Member of the Michigan House of Representatives from the 77th district
- In office January 1, 2017 – December 31, 2022
- Preceded by: Thomas Hooker
- Succeeded by: Emily Dievendorf

Personal details
- Born: December 23, 1951 (age 74) Grand Rapids, Michigan
- Party: Republican
- Spouse: Sue Brann
- Parent: John Brann (father);
- Occupation: Restaurant businessman, politician

= Tommy Brann =

American politician (born 1951)

Tommy Brann (born December 23, 1951) is an American politician from Michigan. Brann is a Republican member of Michigan House of Representatives from District 77.

== Early life ==
Thomas Michael Brann was born on December 23, 1951. Brann's father is John Brann, a former restaurateur. He graduated from East Grand Rapids High School. He is a third-generation resident of Kent County. He is of Irish Descent.

== Career ==
Brann is the owner of Brann's Steakhouse and Grille. At 19, Brann started his first restaurant business. Brann is the author of Mind Your Own Business. After Michael Moore and Seth Rogen criticized the film American Sniper, Brann banned the two from visiting his restaurants, describing their criticism as "hateful" against the United States Armed Forces and military sniper Chris Kyle, who was portrayed in the film.

=== Political career ===
On November 6, 2016, Brann won the election and became a Republican member of Michigan House of Representatives for District 77. Brann defeated Dana Knight. In 2018 and 2020, as an incumbent, Brann won the reelection served House District 77.

On October 10, 2021, Brann co-sponsored House Bill 5444.

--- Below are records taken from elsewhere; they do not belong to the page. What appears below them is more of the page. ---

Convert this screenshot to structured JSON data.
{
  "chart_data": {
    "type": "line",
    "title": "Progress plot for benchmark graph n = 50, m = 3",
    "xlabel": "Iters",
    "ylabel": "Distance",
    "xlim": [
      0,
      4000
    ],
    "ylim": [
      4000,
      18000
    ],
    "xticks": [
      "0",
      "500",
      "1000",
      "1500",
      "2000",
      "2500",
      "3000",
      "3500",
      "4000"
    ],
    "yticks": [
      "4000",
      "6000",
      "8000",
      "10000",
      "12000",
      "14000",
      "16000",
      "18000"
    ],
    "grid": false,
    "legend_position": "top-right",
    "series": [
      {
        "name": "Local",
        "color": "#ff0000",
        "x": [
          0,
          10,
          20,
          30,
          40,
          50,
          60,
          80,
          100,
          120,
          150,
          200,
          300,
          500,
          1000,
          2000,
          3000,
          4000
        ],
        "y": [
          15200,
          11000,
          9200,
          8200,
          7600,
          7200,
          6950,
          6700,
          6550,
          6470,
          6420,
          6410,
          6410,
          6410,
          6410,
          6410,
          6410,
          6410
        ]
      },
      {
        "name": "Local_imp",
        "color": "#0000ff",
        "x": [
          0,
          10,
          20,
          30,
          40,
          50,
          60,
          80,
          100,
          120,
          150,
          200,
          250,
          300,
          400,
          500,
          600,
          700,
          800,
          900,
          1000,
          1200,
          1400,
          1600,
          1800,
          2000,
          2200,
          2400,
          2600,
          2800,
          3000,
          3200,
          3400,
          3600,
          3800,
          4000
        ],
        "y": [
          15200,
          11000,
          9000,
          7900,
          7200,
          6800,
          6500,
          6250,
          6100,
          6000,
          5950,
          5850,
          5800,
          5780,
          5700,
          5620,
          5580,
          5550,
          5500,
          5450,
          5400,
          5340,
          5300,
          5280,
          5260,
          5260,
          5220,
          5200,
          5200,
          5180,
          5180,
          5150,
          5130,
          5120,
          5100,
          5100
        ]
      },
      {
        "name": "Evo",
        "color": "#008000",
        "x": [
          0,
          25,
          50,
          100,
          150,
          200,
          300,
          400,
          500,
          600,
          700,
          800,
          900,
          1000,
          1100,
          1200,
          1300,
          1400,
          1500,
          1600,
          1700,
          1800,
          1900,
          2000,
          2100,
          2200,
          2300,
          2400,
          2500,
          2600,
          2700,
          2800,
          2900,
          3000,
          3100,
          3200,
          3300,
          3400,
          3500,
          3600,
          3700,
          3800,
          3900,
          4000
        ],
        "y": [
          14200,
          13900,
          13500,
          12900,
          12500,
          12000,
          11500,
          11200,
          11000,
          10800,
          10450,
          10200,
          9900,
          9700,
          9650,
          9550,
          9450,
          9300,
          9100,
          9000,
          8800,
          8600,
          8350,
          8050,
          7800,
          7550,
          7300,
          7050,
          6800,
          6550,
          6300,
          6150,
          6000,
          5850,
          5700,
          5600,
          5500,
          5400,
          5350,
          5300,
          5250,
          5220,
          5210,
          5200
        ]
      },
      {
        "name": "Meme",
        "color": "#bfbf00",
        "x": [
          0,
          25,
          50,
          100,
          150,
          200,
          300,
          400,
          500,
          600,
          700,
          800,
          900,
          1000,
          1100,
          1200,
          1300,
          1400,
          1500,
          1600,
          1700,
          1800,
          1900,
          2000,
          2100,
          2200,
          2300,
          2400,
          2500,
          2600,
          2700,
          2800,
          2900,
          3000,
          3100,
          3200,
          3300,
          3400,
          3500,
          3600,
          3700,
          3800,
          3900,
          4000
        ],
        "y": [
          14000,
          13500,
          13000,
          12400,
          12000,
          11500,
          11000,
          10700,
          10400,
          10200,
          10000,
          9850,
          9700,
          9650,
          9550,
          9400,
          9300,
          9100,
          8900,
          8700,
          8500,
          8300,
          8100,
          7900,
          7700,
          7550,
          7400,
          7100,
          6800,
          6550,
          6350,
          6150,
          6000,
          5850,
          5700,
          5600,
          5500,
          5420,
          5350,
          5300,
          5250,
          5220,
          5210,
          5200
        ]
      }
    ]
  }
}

Brann supported U.S. Representative Peter Meijer during the District 3 House of Representatives elections in 2022. In the 2022 Michigan Senate election, Brann was defeated by Winnie Brinks in a race for representing Michigan's 29th Senate district.

== Personal life ==
Brann is married to Sue Brann for 50 years, whom he met through his restaurant, according to his website. He describes himself as an Independent Republican.